The snippet int table[9] declares an array of size 9, that means valid indices are actually 0-8. But your loop iterates from 0 to 9. This causes a write into an invalid memory region (which doesn't belong to your array), therefore corrupting your stack.

Now you actually have a two dimensional array, but the problem remains the same.

You're going outside the array in your for loops. They should be:

for (i = 0; i < 9; ++i){
    for (j = 0; j < 9; ++j)

The array indexes run from 0 to 8, but you were going up to 9 because your conditions were i < 10 and j < 10.

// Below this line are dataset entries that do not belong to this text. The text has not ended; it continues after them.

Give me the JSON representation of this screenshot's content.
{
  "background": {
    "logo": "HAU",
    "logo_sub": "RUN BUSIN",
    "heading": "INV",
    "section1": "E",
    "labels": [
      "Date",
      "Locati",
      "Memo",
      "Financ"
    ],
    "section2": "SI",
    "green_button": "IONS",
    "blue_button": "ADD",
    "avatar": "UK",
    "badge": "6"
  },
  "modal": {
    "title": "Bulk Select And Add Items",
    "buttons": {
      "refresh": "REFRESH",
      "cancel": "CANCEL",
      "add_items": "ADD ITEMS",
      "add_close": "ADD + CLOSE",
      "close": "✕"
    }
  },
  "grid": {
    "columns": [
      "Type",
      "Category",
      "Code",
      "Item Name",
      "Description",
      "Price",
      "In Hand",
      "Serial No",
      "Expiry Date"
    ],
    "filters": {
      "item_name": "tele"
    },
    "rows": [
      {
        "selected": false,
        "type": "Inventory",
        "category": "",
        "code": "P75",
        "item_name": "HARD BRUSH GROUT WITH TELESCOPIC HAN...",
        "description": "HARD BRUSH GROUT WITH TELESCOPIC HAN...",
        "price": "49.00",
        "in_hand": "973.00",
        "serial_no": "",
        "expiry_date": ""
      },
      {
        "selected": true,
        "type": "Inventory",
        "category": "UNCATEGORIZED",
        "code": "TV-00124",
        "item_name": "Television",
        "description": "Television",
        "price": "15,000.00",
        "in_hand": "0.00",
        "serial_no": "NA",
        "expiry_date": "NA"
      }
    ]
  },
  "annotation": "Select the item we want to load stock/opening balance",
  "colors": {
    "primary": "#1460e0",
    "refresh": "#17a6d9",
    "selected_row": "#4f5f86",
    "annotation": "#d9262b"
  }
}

Arrays in C/C++ start with 0 index. When you declare table[9][9] you reserve memory for 9x9 array with indexes 0..8, 0..8 but in for loop your upper index is 9 - it is out of array range

I guess you should declare table like you pointed:

int table[10][10];

You are accessing out of array's range element. Your array is a 9x9 table but you are trying to access 10x10 table. So either use i<9 and j<9 in your both loops or increase your array size to table[10][10]. Hope this might help.

Rule of thumb: in for loops, N in (i = 0; i < N; i++) clause should (almost always) be equal to the corresponding array's length. When you see either i <= N or i < N + 1, it's (most often) a sign of the dreaded off-by-one bug.